By Jack Phillips
Vice President Mike Pence said the current impeachment hearings sunk to a “new low” after Stanford law professor Pamela Karlan referenced President Donald Trump’s 13-year-old son, Barron, while she testified.
“The impeachment hearings today reached a new low,” Pence told reporters in Michigan. “I just heard at the hearing today, one of the Democrats’ witnesses actually used the president and first lady’s 13-year-old son to justify their partisan impeachment. Democrats should be ashamed.”
“Enough is enough,” he added. “This sham impeachment should end, and congress should get back to work on issues that are important to the American people.”
Karlan, a Democrat-selected witness who testified in front of the House Judiciary Committee, prompted backlash when she referenced the youngest child of the president and First Lady Melania Trump.
“Contrary to what President Trump has said, Article 2 does not give him the power to do anything he wants, and I’ll just give you one example that shows you the difference between him and a king, which is the Constitution says there can be no titles of nobility, so while the president can name his son Barron, he can’t make him a baron,” the law professor explained.
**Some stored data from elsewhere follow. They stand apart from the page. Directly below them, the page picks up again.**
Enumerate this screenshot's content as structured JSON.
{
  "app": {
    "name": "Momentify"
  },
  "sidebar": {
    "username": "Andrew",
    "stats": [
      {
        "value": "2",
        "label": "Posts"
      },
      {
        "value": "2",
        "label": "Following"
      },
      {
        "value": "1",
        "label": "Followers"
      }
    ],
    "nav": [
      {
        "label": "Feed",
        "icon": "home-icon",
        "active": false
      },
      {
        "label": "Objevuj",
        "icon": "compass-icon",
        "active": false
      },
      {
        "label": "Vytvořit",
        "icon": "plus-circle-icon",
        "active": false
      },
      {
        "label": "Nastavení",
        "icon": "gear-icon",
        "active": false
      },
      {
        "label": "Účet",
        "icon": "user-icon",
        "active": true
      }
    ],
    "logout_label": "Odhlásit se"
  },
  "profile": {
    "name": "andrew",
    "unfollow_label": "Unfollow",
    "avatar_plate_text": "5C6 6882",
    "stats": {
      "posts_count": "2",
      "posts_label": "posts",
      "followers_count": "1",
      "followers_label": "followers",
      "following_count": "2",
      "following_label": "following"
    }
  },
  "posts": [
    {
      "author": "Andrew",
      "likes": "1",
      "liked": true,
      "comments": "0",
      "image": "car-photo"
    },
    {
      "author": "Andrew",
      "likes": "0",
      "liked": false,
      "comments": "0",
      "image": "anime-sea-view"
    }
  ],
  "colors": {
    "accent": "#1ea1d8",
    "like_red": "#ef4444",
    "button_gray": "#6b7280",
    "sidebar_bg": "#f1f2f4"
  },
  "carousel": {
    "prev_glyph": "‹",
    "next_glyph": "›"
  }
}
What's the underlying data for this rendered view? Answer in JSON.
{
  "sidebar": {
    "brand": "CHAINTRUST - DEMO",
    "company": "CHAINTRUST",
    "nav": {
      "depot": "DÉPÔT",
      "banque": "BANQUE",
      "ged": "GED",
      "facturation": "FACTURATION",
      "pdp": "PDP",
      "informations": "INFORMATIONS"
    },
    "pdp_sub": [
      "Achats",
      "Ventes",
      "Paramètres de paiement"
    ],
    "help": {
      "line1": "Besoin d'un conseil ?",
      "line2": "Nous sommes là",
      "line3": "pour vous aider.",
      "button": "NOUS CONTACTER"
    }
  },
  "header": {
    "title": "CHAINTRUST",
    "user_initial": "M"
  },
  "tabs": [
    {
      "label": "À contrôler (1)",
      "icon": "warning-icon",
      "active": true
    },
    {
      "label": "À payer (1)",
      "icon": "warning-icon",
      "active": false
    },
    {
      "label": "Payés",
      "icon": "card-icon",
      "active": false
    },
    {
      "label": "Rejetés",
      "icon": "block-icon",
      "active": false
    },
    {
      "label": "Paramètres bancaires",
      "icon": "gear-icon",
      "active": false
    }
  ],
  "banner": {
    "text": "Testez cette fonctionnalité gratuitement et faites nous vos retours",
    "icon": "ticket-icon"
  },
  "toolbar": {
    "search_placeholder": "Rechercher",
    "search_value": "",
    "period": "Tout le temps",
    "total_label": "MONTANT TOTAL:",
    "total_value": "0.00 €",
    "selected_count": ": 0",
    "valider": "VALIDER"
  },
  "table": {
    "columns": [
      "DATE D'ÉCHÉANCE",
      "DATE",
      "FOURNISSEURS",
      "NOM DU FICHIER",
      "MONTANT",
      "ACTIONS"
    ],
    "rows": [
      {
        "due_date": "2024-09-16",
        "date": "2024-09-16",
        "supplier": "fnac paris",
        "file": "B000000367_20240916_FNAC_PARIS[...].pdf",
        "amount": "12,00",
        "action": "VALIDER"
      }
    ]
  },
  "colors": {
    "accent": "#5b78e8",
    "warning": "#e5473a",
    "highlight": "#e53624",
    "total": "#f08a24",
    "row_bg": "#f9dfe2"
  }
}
Following a chorus of Republican backlash, the first lady tweeted that “a minor child deserves privacy and should be kept out of politics.”
“Pamela Karlan, you should be ashamed of your very angry and obviously biased public pandering, and using a child to do it,” she said.
The law professor later apologized for the attempt at a joke but also said Trump should apologize.
“I want to apologize for what I said earlier about the president’s son. It was wrong of me to do that. I wish the president would apologize, obviously, for the things that he’s done that’s wrong, but I do regret having said that,” she said.
The Democrats on the committee selected the University of North Carolina Law School’s Michael Gerhardt, Harvard Law School’s Noah Feldman, and Karlan for testimonials. They argued that Trump’s actions as laid out by the House Intelligence Committee constitute an impeachable offense.
The lone Republican witness was George Washington University law professor Jonathan Turley, who argued that the House is moving too quickly without evidence and also suggested that the Democrats are abusing their power.